Ultrasonic elastography for nondestructive evaluation of dissimilar material joints

Dissimilar material joints or multilayered metals have become inevitable in the manufacturing industry due to the increasing demand for multifunctional materials with variable mechanical, thermal, or electrical characteristics in a single assembly. Lattice mismatch of materials at the interface of dissimilar materials leads to inferior mechanical characteristics. In particular, the mismatch in elastic properties indicated by a large initial elastic deformation is critical to determine the extent of variation in stress. However, nanoindentation, the most common and accepted technique to measure elastic modulus, is destructive, time-consuming, and can only examine mechanical properties within a limited area. A non-invasive elastographic mapping technique evaluates the mechanical properties using ultrasonic elastography to study incompressibility. The dissimilar joint between steel and copper was obtained via friction stir welding. The variation of the stress developed at the welded joint of the two different metals was evaluated from the dynamic bulk modulus map. A tensile test of the involved workpiece confirmed a good agreement with our analysis based on the dynamic bulk modulus elastographic mapping results.
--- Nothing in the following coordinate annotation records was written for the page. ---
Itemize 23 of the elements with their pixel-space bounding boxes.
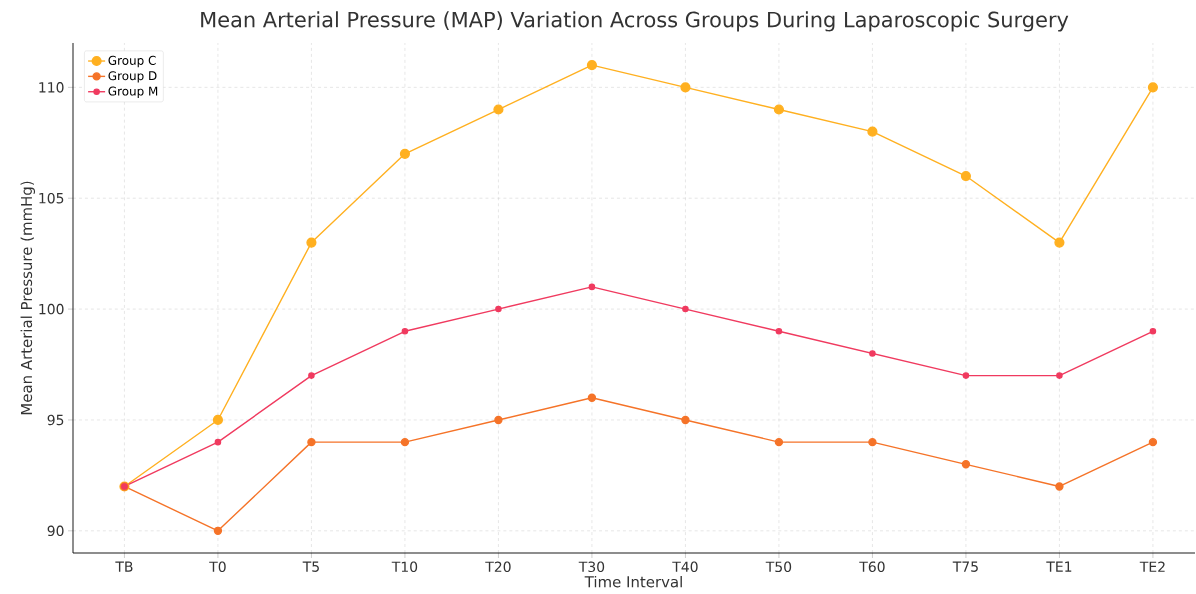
legend-label: Group D bbox=[108, 71, 157, 83]
x-tick-label: T75 bbox=[952, 561, 978, 572]
x-tick-label: T40 bbox=[672, 561, 698, 573]
x-tick-label: T20 bbox=[485, 561, 511, 573]
x-tick-label: TE2 bbox=[1139, 561, 1165, 572]
x-tick-label: T0 bbox=[209, 561, 226, 573]
x-tick-label: T10 bbox=[391, 561, 418, 573]
y-tick-label: 105 bbox=[39, 192, 64, 204]
x-tick-label: TE1 bbox=[1046, 561, 1072, 572]
x-tick-label: T5 bbox=[302, 561, 319, 572]
x-tick-label: T30 bbox=[578, 561, 605, 573]
y-tick-label: 95 bbox=[47, 414, 64, 426]
y-axis-title: Mean Arterial Pressure (mmHg) bbox=[20, 181, 36, 415]
y-tick-label: 100 bbox=[39, 303, 64, 315]
chart-title: Mean Arterial Pressure (MAP) Variation Across Groups During Laparoscopic Surgery bbox=[201, 11, 1069, 32]
x-tick-label: T60 bbox=[859, 561, 885, 573]
x-tick-label: TB bbox=[115, 561, 133, 572]
legend-label: Group C bbox=[108, 55, 156, 68]
y-tick-label: 110 bbox=[39, 82, 64, 93]
legend-label: Group M bbox=[108, 86, 158, 98]
x-axis-title: Time Interval bbox=[584, 575, 682, 588]
y-tick-label: 90 bbox=[47, 525, 64, 537]
x-tick-label: T50 bbox=[765, 561, 792, 573]
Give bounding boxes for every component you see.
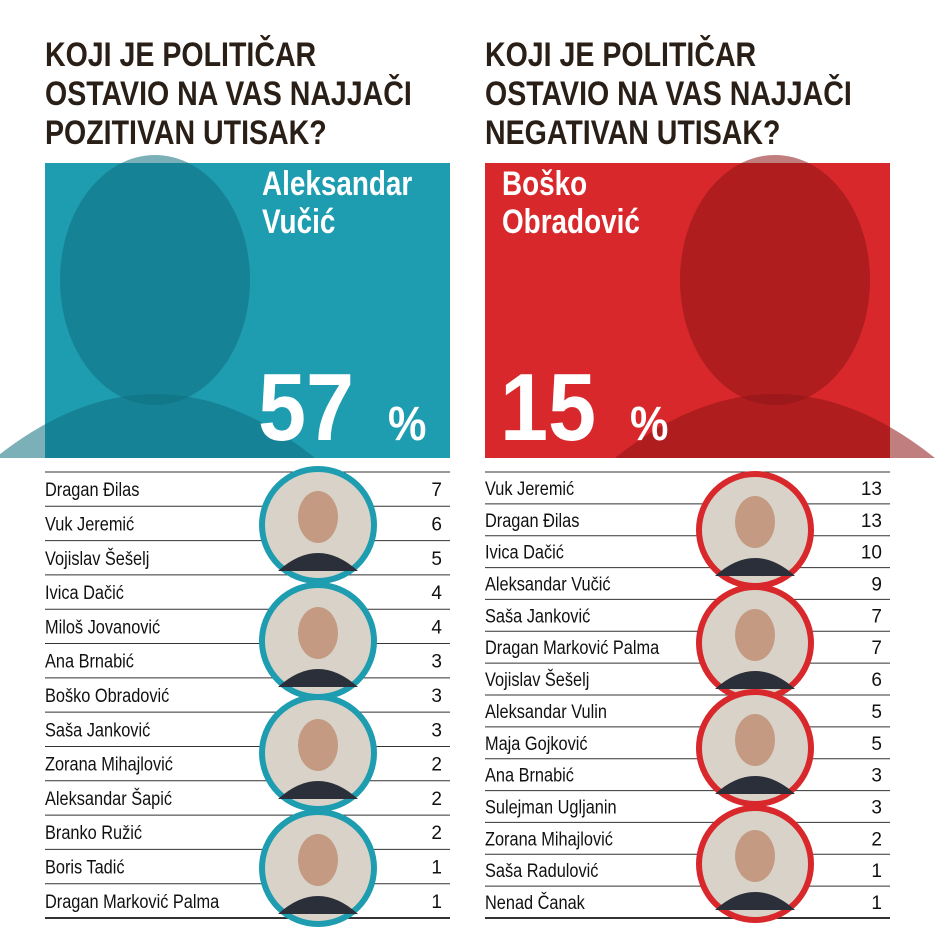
row-value: 3 bbox=[431, 720, 442, 741]
row-name: Sulejman Ugljanin bbox=[485, 796, 617, 817]
row-name: Saša Radulović bbox=[485, 860, 599, 881]
row-value: 1 bbox=[431, 858, 442, 879]
portrait-face bbox=[298, 607, 338, 659]
row-value: 7 bbox=[871, 638, 882, 659]
row-name: Aleksandar Vučić bbox=[485, 573, 611, 594]
leader-name: Boško bbox=[502, 164, 587, 202]
portrait-silhouette bbox=[680, 155, 870, 405]
panel-title-line: NEGATIVAN UTISAK? bbox=[485, 114, 780, 152]
row-value: 6 bbox=[871, 670, 882, 691]
row-name: Vojislav Šešelj bbox=[485, 668, 589, 691]
row-value: 4 bbox=[431, 617, 442, 638]
row-value: 10 bbox=[861, 543, 882, 564]
panel-title-line: KOJI JE POLITIČAR bbox=[485, 35, 756, 74]
row-name: Branko Ružić bbox=[45, 822, 142, 843]
row-name: Boško Obradović bbox=[45, 685, 169, 706]
row-value: 3 bbox=[871, 798, 882, 819]
percent-unit: % bbox=[630, 397, 668, 451]
portrait-face bbox=[735, 609, 775, 661]
row-value: 3 bbox=[431, 652, 442, 673]
leader-percent: 15 bbox=[500, 354, 596, 461]
portrait-body bbox=[278, 896, 358, 914]
row-name: Zorana Mihajlović bbox=[485, 828, 613, 849]
row-value: 6 bbox=[431, 514, 442, 535]
panel-title-line: OSTAVIO NA VAS NAJJAČI bbox=[485, 74, 852, 113]
panel-title-line: OSTAVIO NA VAS NAJJAČI bbox=[45, 74, 412, 113]
row-name: Vuk Jeremić bbox=[485, 478, 574, 499]
leader-name: Aleksandar bbox=[262, 164, 412, 202]
row-value: 5 bbox=[871, 734, 882, 755]
percent-unit: % bbox=[388, 397, 426, 451]
row-value: 13 bbox=[861, 479, 882, 500]
panel-title-line: POZITIVAN UTISAK? bbox=[45, 114, 327, 152]
row-value: 3 bbox=[871, 766, 882, 787]
leader-name: Vučić bbox=[262, 202, 335, 240]
row-value: 2 bbox=[431, 823, 442, 844]
row-name: Ivica Dačić bbox=[485, 541, 564, 562]
portrait-face bbox=[298, 834, 338, 886]
row-name: Saša Janković bbox=[45, 719, 150, 740]
row-value: 1 bbox=[871, 861, 882, 882]
portrait-shoulders bbox=[615, 394, 935, 458]
leader-percent: 57 bbox=[258, 354, 354, 461]
portrait-face bbox=[735, 496, 775, 548]
row-name: Boris Tadić bbox=[45, 856, 125, 877]
portrait-shoulders bbox=[0, 394, 315, 458]
portrait-body bbox=[715, 892, 795, 910]
row-value: 13 bbox=[861, 511, 882, 532]
row-name: Dragan Đilas bbox=[485, 510, 579, 531]
leader-name: Obradović bbox=[502, 202, 640, 240]
portrait-body bbox=[278, 781, 358, 799]
portrait-face bbox=[735, 714, 775, 766]
row-name: Dragan Đilas bbox=[45, 479, 139, 500]
row-value: 2 bbox=[431, 789, 442, 810]
panel-title-line: KOJI JE POLITIČAR bbox=[45, 35, 316, 74]
row-name: Aleksandar Vulin bbox=[485, 701, 607, 722]
portrait-body bbox=[278, 669, 358, 687]
row-value: 9 bbox=[871, 575, 882, 596]
portrait-body bbox=[715, 776, 795, 794]
row-value: 2 bbox=[871, 829, 882, 850]
row-name: Zorana Mihajlović bbox=[45, 753, 173, 774]
row-name: Aleksandar Šapić bbox=[45, 787, 172, 810]
row-name: Ana Brnabić bbox=[45, 651, 134, 672]
portrait-body bbox=[715, 558, 795, 576]
row-value: 2 bbox=[431, 755, 442, 776]
row-name: Dragan Marković Palma bbox=[45, 891, 219, 912]
row-name: Vuk Jeremić bbox=[45, 513, 134, 534]
row-value: 3 bbox=[431, 686, 442, 707]
row-value: 5 bbox=[431, 549, 442, 570]
row-name: Ana Brnabić bbox=[485, 764, 574, 785]
portrait-face bbox=[298, 491, 338, 543]
row-name: Vojislav Šešelj bbox=[45, 547, 149, 570]
portrait-silhouette bbox=[60, 155, 250, 405]
row-name: Dragan Marković Palma bbox=[485, 637, 659, 658]
portrait-face bbox=[735, 830, 775, 882]
row-value: 5 bbox=[871, 702, 882, 723]
row-value: 7 bbox=[871, 606, 882, 627]
row-name: Nenad Čanak bbox=[485, 891, 585, 914]
portrait-face bbox=[298, 719, 338, 771]
row-name: Ivica Dačić bbox=[45, 582, 124, 603]
row-name: Maja Gojković bbox=[485, 733, 588, 754]
row-value: 1 bbox=[871, 893, 882, 914]
row-value: 4 bbox=[431, 583, 442, 604]
row-name: Saša Janković bbox=[485, 605, 590, 626]
portrait-body bbox=[278, 553, 358, 571]
row-value: 7 bbox=[431, 480, 442, 501]
row-name: Miloš Jovanović bbox=[45, 616, 160, 637]
portrait-body bbox=[715, 671, 795, 689]
row-value: 1 bbox=[431, 892, 442, 913]
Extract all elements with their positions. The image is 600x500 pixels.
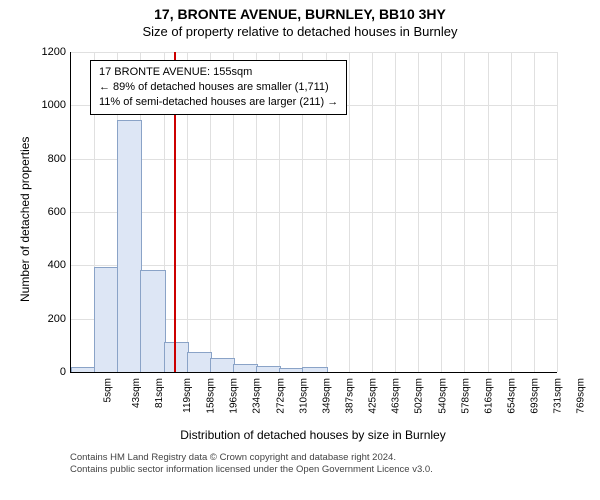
x-tick-label: 654sqm (507, 378, 518, 414)
gridline-v (534, 52, 535, 372)
gridline-v (488, 52, 489, 372)
x-tick-label: 119sqm (182, 378, 193, 413)
histogram-bar (256, 366, 281, 372)
x-tick-label: 234sqm (252, 378, 263, 414)
x-axis-label: Distribution of detached houses by size … (70, 428, 556, 442)
x-tick-label: 502sqm (414, 378, 425, 414)
gridline-v (349, 52, 350, 372)
histogram-bar (187, 352, 212, 372)
x-tick-label: 693sqm (530, 378, 541, 414)
y-tick-label: 200 (0, 313, 70, 325)
x-tick-label: 43sqm (131, 378, 142, 408)
gridline-v (418, 52, 419, 372)
gridline-h (71, 159, 557, 160)
x-tick-label: 387sqm (345, 378, 356, 414)
gridline-v (557, 52, 558, 372)
page-title: 17, BRONTE AVENUE, BURNLEY, BB10 3HY (0, 0, 600, 22)
histogram-bar (117, 120, 142, 372)
info-line-2: ← 89% of detached houses are smaller (1,… (99, 80, 338, 95)
y-tick-label: 1200 (0, 46, 70, 58)
x-tick-label: 272sqm (275, 378, 286, 414)
info-line-3: 11% of semi-detached houses are larger (… (99, 95, 338, 110)
x-tick-label: 540sqm (437, 378, 448, 414)
x-tick-label: 81sqm (154, 378, 165, 408)
attribution-text: Contains HM Land Registry data © Crown c… (70, 452, 433, 477)
x-tick-label: 425sqm (368, 378, 379, 414)
x-tick-label: 5sqm (102, 378, 113, 402)
y-tick-label: 600 (0, 206, 70, 218)
histogram-bar (279, 368, 304, 372)
x-tick-label: 731sqm (553, 378, 564, 414)
gridline-h (71, 265, 557, 266)
x-tick-label: 349sqm (321, 378, 332, 414)
gridline-v (511, 52, 512, 372)
gridline-h (71, 52, 557, 53)
histogram-bar (210, 358, 235, 372)
gridline-v (464, 52, 465, 372)
histogram-bar (233, 364, 258, 372)
x-tick-label: 463sqm (391, 378, 402, 414)
histogram-bar (164, 342, 189, 372)
x-tick-label: 158sqm (206, 378, 217, 414)
gridline-v (395, 52, 396, 372)
attribution-line-1: Contains HM Land Registry data © Crown c… (70, 452, 433, 464)
gridline-h (71, 212, 557, 213)
attribution-line-2: Contains public sector information licen… (70, 464, 433, 476)
histogram-bar (94, 267, 119, 372)
gridline-v (372, 52, 373, 372)
x-tick-label: 616sqm (483, 378, 494, 414)
x-tick-label: 310sqm (298, 378, 309, 414)
y-tick-label: 0 (0, 366, 70, 378)
x-tick-label: 769sqm (576, 378, 587, 414)
y-tick-label: 400 (0, 259, 70, 271)
x-tick-label: 196sqm (229, 378, 240, 414)
page-subtitle: Size of property relative to detached ho… (0, 22, 600, 39)
info-line-1: 17 BRONTE AVENUE: 155sqm (99, 65, 338, 80)
histogram-bar (140, 270, 165, 372)
y-tick-label: 1000 (0, 99, 70, 111)
gridline-v (441, 52, 442, 372)
histogram-bar (302, 367, 327, 372)
y-tick-label: 800 (0, 153, 70, 165)
x-tick-label: 578sqm (460, 378, 471, 414)
info-box: 17 BRONTE AVENUE: 155sqm ← 89% of detach… (90, 60, 347, 115)
histogram-bar (71, 367, 96, 372)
This study provides a rapid and non-invasive technique for the bulk metallurgic elastic modulus inspection to overcome the limitations of conventional methods.

Automated summary

The use of dissimilar material joints or multilayered metals is increasing in the manufacturing industry to meet the demand for multifunctional materials. Understanding the mechanical, thermal, or electrical properties of these materials requires investigating lattice mismatch and utilizing techniques like nanoindentation and elastographic mapping. Friction stir welding is an effective method for obtaining dissimilar joints between different metals, and dynamic bulk modulus elastographic mapping provides a non-invasive technique for inspecting bulk metallurgic elastic modulus.